Bifurcation of periodic orbits for the $N$-body problem, from a non geometrical family of solutions

TL;DR

This paper discovers a new family of periodic solutions in the $N$-body problem through analytic continuation, revealing bifurcations from known geometrical families and establishing the existence of non-planar solutions for arbitrary masses and bodies.

Contribution

The authors identify a non-geometrical family of solutions and derive an exact bifurcation formula, expanding understanding of periodic orbits in the $N$-body problem.

Findings

Discovery of a new family of periodic solutions not part of the classical geometrical family.

Derivation of an exact bifurcation point formula for these solutions.
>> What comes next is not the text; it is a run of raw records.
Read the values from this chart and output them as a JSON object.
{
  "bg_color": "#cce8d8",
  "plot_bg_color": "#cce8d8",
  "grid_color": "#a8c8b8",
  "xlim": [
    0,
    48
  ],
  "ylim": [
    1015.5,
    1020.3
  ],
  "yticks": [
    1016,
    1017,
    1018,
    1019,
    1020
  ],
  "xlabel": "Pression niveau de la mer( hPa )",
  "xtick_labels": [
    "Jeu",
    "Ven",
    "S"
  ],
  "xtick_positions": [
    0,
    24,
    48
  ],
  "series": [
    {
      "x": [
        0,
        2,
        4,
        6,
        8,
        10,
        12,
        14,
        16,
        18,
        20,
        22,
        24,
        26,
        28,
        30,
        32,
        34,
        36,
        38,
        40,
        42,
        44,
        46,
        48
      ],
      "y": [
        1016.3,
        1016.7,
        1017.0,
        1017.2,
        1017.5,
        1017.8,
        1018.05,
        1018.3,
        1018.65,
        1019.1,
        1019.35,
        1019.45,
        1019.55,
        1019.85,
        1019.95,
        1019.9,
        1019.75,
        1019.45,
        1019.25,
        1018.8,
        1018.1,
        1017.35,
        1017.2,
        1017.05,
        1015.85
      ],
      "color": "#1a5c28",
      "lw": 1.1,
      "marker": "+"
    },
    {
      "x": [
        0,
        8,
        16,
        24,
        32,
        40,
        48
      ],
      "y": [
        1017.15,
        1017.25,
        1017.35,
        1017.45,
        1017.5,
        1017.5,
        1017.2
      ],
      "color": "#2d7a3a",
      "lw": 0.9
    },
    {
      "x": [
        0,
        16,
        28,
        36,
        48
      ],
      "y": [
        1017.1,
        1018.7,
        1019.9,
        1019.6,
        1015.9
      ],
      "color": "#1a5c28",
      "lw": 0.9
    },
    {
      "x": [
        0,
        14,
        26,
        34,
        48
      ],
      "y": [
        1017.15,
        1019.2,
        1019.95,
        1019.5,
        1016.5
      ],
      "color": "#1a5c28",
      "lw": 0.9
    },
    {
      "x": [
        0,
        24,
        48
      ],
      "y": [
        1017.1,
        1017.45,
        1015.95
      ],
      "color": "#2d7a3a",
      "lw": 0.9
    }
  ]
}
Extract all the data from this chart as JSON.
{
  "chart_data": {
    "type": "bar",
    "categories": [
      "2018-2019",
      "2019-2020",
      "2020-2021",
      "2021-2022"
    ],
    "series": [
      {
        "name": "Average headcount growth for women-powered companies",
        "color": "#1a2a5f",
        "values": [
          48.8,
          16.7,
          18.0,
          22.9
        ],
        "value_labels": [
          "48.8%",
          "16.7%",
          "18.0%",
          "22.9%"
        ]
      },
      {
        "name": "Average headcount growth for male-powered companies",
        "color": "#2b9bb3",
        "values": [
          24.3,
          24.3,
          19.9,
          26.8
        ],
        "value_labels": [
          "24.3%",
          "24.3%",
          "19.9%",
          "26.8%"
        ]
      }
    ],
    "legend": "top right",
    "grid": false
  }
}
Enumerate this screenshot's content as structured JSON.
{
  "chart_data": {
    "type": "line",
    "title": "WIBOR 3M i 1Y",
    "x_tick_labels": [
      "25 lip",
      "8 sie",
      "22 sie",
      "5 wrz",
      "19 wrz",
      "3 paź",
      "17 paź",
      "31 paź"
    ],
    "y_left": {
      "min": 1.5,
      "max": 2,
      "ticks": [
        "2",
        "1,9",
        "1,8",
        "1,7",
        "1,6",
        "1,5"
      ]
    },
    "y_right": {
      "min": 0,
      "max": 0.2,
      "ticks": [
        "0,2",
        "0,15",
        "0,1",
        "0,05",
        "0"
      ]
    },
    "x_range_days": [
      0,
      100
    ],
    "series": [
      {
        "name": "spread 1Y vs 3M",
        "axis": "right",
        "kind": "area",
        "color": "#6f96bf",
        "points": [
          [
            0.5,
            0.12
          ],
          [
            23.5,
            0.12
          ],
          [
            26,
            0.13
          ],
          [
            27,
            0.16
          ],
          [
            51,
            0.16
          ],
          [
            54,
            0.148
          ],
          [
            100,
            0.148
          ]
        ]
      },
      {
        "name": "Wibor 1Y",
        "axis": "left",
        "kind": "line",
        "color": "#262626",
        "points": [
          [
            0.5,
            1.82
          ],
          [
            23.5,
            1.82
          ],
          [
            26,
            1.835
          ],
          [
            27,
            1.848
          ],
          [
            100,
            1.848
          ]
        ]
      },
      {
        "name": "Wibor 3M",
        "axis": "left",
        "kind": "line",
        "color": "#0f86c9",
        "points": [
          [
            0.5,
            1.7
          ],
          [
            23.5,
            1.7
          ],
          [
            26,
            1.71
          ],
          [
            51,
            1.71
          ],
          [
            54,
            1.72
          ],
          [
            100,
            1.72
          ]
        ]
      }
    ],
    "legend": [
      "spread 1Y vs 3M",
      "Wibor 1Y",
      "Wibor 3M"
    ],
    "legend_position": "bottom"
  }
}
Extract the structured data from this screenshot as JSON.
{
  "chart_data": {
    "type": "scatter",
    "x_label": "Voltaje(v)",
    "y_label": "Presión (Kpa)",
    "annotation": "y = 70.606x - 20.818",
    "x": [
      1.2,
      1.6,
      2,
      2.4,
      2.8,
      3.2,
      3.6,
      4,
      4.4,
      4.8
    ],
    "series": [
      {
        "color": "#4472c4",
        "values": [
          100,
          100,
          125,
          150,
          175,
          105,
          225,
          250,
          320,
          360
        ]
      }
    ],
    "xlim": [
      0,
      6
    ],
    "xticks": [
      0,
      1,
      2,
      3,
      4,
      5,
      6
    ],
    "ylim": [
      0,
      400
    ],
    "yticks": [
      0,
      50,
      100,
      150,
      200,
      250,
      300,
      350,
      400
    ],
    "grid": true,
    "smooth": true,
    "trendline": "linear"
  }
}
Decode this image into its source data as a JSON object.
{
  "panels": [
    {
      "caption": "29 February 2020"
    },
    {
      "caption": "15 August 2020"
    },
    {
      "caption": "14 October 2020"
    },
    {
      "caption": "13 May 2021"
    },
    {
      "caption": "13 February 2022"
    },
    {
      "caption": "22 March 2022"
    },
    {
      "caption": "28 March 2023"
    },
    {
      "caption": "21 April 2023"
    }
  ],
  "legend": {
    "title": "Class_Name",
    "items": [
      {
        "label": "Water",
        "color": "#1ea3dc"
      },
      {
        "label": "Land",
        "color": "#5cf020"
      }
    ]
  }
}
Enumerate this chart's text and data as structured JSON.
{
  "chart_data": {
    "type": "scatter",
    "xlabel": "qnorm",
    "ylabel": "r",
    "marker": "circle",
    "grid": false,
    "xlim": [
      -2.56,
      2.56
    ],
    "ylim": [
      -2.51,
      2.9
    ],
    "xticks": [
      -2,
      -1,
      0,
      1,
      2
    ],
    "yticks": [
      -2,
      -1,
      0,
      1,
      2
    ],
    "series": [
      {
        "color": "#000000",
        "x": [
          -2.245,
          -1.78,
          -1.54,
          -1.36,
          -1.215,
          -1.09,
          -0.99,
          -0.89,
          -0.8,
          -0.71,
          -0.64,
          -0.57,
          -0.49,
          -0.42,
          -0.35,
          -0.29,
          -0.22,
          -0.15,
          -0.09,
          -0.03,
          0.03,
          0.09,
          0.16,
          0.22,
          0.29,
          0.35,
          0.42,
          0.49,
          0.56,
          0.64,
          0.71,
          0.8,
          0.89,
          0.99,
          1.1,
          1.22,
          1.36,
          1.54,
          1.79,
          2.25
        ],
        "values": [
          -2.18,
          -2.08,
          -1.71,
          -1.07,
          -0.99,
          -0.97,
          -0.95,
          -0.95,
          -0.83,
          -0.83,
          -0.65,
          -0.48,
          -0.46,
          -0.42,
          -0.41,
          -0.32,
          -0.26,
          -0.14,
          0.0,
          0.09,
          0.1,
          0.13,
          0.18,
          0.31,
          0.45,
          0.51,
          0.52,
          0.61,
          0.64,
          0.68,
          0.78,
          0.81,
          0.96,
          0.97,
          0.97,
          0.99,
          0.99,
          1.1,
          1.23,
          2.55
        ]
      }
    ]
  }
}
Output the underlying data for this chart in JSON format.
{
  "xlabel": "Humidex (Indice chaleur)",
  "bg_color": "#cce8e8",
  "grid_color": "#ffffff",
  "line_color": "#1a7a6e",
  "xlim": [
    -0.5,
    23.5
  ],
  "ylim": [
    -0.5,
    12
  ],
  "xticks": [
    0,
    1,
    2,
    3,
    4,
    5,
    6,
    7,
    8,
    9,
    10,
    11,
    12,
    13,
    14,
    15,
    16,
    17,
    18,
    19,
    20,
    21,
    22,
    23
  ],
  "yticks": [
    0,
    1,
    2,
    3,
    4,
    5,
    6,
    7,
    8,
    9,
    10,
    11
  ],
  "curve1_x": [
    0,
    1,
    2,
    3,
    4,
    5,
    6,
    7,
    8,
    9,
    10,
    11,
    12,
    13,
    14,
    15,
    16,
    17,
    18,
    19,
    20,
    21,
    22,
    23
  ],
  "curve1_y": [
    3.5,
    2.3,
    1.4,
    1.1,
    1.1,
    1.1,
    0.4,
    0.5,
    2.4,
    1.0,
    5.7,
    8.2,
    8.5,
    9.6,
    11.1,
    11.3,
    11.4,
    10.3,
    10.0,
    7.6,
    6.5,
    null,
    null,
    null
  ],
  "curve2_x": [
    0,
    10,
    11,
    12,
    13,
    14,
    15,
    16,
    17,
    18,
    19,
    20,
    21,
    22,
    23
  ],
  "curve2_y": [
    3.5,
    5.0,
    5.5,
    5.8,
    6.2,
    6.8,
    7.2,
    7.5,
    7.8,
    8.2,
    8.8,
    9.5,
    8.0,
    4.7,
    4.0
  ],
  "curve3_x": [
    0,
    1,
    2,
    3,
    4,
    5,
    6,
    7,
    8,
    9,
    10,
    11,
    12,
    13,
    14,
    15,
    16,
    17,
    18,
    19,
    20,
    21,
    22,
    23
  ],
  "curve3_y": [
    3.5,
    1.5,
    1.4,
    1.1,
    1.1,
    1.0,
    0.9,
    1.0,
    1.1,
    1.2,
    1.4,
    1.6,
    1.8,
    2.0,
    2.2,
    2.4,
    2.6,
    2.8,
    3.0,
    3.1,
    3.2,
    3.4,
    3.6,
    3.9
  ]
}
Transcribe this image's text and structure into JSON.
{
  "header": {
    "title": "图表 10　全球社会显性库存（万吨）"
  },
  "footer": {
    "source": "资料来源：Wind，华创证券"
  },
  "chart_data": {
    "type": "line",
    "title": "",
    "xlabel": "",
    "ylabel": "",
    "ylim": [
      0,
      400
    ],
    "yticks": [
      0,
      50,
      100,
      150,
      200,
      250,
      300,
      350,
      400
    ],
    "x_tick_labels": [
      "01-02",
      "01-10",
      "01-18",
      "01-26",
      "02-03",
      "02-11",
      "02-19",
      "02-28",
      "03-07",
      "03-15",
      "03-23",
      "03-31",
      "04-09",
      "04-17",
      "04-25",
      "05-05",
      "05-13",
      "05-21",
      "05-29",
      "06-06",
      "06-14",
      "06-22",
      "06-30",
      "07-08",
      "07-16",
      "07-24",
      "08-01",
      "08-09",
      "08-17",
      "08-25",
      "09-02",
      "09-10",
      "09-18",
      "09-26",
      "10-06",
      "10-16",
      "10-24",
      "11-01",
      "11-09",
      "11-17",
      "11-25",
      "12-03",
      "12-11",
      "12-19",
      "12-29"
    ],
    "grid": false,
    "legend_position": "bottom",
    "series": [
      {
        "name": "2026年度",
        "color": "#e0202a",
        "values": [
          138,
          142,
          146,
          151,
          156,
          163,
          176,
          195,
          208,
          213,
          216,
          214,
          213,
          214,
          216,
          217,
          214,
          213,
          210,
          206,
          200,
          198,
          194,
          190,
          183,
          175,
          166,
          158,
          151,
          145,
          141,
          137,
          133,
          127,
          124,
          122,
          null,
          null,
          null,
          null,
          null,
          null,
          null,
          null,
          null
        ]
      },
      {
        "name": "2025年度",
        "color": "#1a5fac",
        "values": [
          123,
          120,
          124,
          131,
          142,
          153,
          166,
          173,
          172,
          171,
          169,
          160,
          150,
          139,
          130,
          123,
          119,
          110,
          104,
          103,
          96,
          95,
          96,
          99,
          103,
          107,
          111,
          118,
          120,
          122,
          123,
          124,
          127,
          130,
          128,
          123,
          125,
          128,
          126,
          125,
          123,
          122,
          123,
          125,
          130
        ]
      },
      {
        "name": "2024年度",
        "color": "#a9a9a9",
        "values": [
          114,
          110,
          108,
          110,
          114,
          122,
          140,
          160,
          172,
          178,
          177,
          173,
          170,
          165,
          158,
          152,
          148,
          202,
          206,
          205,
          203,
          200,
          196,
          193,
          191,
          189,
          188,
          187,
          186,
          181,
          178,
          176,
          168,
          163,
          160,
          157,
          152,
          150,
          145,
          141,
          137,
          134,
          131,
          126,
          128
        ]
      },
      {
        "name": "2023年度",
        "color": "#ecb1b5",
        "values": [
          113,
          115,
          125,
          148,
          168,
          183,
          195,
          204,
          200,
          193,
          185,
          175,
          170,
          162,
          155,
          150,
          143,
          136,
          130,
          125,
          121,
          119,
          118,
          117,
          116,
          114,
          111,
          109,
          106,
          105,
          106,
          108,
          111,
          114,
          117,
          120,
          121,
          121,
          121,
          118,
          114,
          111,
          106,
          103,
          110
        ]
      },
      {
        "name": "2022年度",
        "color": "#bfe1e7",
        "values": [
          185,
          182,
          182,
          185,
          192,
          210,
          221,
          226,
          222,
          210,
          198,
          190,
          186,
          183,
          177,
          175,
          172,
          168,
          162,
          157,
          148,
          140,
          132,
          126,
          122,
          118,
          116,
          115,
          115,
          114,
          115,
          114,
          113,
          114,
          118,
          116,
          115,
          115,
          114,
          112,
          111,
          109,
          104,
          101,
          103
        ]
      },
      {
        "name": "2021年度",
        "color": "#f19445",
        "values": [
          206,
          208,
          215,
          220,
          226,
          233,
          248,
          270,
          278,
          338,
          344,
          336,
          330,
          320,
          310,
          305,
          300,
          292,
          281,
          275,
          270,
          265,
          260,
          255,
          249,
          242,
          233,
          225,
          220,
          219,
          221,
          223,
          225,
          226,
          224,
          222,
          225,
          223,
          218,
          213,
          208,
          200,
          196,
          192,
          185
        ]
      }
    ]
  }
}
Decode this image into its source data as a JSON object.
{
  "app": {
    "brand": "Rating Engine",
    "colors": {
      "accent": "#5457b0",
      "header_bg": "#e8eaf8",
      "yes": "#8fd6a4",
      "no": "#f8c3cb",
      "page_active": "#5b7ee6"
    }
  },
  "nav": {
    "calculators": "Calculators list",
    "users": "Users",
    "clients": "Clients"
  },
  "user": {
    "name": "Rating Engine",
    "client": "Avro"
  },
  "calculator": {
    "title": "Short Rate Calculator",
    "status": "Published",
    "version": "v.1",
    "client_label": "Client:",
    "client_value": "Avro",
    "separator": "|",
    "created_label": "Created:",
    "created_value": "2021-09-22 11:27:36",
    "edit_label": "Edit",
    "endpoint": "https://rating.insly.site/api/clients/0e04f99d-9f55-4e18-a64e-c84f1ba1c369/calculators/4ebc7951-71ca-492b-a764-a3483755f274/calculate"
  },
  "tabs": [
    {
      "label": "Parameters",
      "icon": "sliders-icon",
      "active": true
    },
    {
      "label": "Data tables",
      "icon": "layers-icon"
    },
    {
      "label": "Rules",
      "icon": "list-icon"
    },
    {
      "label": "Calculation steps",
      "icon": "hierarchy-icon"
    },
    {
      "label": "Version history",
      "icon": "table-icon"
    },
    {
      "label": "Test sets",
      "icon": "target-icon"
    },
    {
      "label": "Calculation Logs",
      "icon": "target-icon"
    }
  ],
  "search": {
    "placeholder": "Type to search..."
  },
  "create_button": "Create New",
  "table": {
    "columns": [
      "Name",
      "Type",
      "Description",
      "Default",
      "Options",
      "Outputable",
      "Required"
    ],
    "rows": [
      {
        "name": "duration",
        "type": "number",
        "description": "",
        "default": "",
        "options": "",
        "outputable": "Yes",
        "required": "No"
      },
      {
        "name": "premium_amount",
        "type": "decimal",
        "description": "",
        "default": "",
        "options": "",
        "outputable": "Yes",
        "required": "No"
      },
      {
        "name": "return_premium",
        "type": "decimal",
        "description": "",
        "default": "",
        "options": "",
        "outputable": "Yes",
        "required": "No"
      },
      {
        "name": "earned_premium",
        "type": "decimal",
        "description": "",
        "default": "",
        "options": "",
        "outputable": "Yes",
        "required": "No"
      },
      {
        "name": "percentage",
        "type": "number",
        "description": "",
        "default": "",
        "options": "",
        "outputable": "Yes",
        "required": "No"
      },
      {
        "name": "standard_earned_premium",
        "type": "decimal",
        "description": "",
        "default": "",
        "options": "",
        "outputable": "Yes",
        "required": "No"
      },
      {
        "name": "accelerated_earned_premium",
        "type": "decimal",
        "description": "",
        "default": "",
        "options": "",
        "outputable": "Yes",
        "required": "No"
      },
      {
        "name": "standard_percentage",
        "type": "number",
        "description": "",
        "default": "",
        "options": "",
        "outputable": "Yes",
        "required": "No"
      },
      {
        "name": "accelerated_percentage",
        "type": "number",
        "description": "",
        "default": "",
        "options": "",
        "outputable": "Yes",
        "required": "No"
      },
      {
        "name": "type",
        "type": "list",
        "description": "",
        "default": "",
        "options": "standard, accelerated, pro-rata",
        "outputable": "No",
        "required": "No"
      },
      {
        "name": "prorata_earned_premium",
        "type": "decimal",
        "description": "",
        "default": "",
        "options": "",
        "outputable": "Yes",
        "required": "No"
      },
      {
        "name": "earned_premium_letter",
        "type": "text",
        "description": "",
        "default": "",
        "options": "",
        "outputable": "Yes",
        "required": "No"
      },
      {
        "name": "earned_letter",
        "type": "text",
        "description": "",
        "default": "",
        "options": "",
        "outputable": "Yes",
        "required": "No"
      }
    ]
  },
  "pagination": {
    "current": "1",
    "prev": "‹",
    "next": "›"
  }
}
Proof of existence of non-planar periodic solutions for arbitrary masses and number of bodies.

Abstract

Given two positive real numbers $M$ and $m$ and an integer $n>2$, it is well known that we can find a family of solutions of the $(n+1)$-body problem where the body with mass $M$ stays put at the origin and the other $n$ bodies, all with the same mass $m$, move on the $x$-$y$ plane following ellipses with eccentri\-city $e$. It is expected that this geometrical family that depends on $e$, has some bifurcations that produce solutions where the body in the center moves on the $z$-axis instead of staying put in the origin. By doing an analytic continuation of a periodic numerical solution of the $4$-body problem --the one displayed on the video http://youtu.be/2Wpv6vpOxXk --we surprisingly discovered that the origin of this periodic solution is not part of the geometrical family of elliptical solutions parametrized by the eccentricity $e$. It comes from a not so geometrical but easier to describe family. Having noticed this new family, the authors find an exact formula for the bifurcation point in this new family and use it to show the existence of a non-planar periodic solution for any pair of masses $M$, $m$, and any integer $n$. As a particular example, we find a solution where three bodies with mass $3$ move around a body with mass $7$ that moves up and down.